Automated quality control in image segmentation: application to the UK Biobank cardiovascular magnetic resonance imaging study.
Robinson R., Valindria VV., Bai W., Oktay O., Kainz B., Suzuki H., Sanghvi MM., Aung N., Paiva JM., Zemrak F., Fung K., Lukaschuk E., Lee AM., Carapella V., Kim YJ., Piechnik SK., Neubauer S., Petersen SE., Page C., Matthews PM., Rueckert D., Glocker B.

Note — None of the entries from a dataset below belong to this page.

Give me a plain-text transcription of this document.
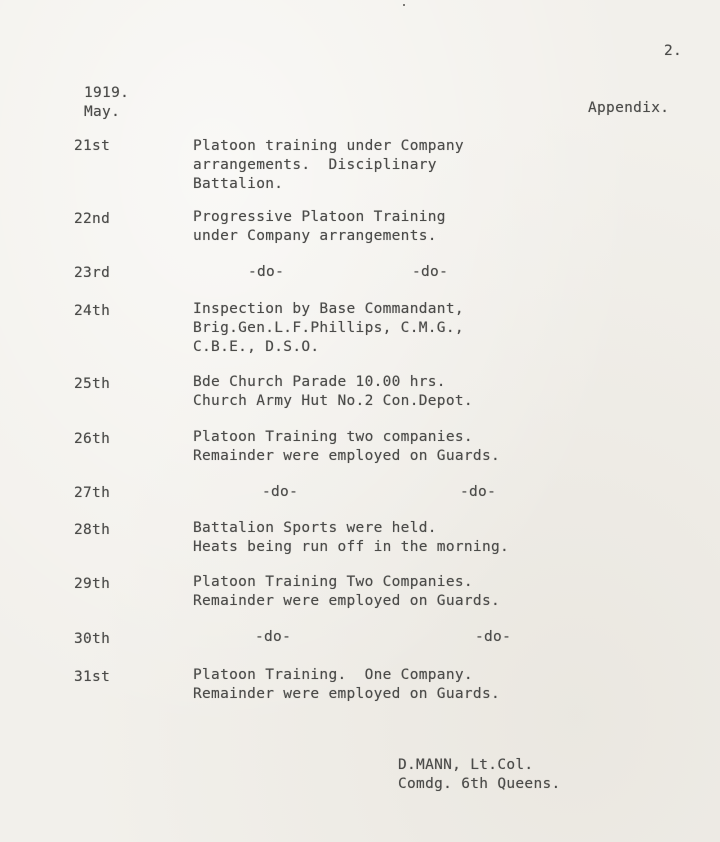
2.
1919.
May.	Appendix.
21st	Platoon training under Company
arrangements.  Disciplinary
Battalion.
22nd	Progressive Platoon Training
under Company arrangements.
23rd	-do-	-do-
24th	Inspection by Base Commandant,
Brig.Gen.L.F.Phillips, C.M.G.,
C.B.E., D.S.O.
25th	Bde Church Parade 10.00 hrs.
Church Army Hut No.2 Con.Depot.
26th	Platoon Training two companies.
Remainder were employed on Guards.
27th	-do-	-do-
28th	Battalion Sports were held.
Heats being run off in the morning.
29th	Platoon Training Two Companies.
Remainder were employed on Guards.
30th	-do-	-do-
31st	Platoon Training.  One Company.
Remainder were employed on Guards.
D.MANN, Lt.Col.
Comdg. 6th Queens.
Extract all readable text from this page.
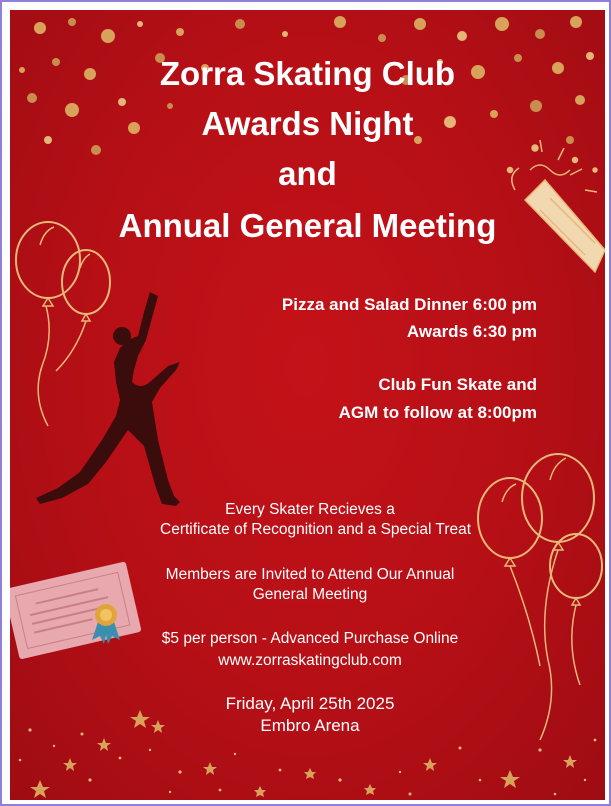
Zorra Skating Club
Awards Night
and
Annual General Meeting
Pizza and Salad Dinner 6:00 pm
Awards 6:30 pm
Club Fun Skate and
AGM to follow at 8:00pm
Every Skater Recieves a
Certificate of Recognition and a Special Treat
Members are Invited to Attend Our Annual
General Meeting
$5 per person - Advanced Purchase Online
www.zorraskatingclub.com
Friday, April 25th 2025
Embro Arena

BACKGROUND: The trend towards large-scale studies including population imaging poses new challenges in terms of quality control (QC). This is a particular issue when automatic processing tools such as image segmentation methods are employed to derive quantitative measures or biomarkers for further analyses. Manual inspection and visual QC of each segmentation result is not feasible at large scale. However, it is important to be able to automatically detect when a segmentation method fails in order to avoid inclusion of wrong measurements into subsequent analyses which could otherwise lead to incorrect conclusions. METHODS: To overcome this challenge, we explore an approach for predicting segmentation quality based on Reverse Classification Accuracy, which enables us to discriminate between successful and failed segmentations on a per-cases basis. We validate this approach on a new, large-scale manually-annotated set of 4800 cardiovascular magnetic resonance (CMR) scans. We then apply our method to a large cohort of 7250 CMR on which we have performed manual QC. RESULTS: We report results used for predicting segmentation quality metrics including Dice Similarity Coefficient (DSC) and surface-distance measures. As initial validation, we present data for 400 scans demonstrating 99% accuracy for classifying low and high quality segmentations using the predicted DSC scores. As further validation we show high correlation between real and predicted scores and 95% classification accuracy on 4800 scans for which manual segmentations were available. We mimic real-world application of the method on 7250 CMR where we show good agreement between predicted quality metrics and manual visual QC scores. CONCLUSIONS: We show that Reverse classification accuracy has the potential for accurate and fully automatic segmentation QC on a per-case basis in the context of large-scale population imaging as in the UK Biobank Imaging Study.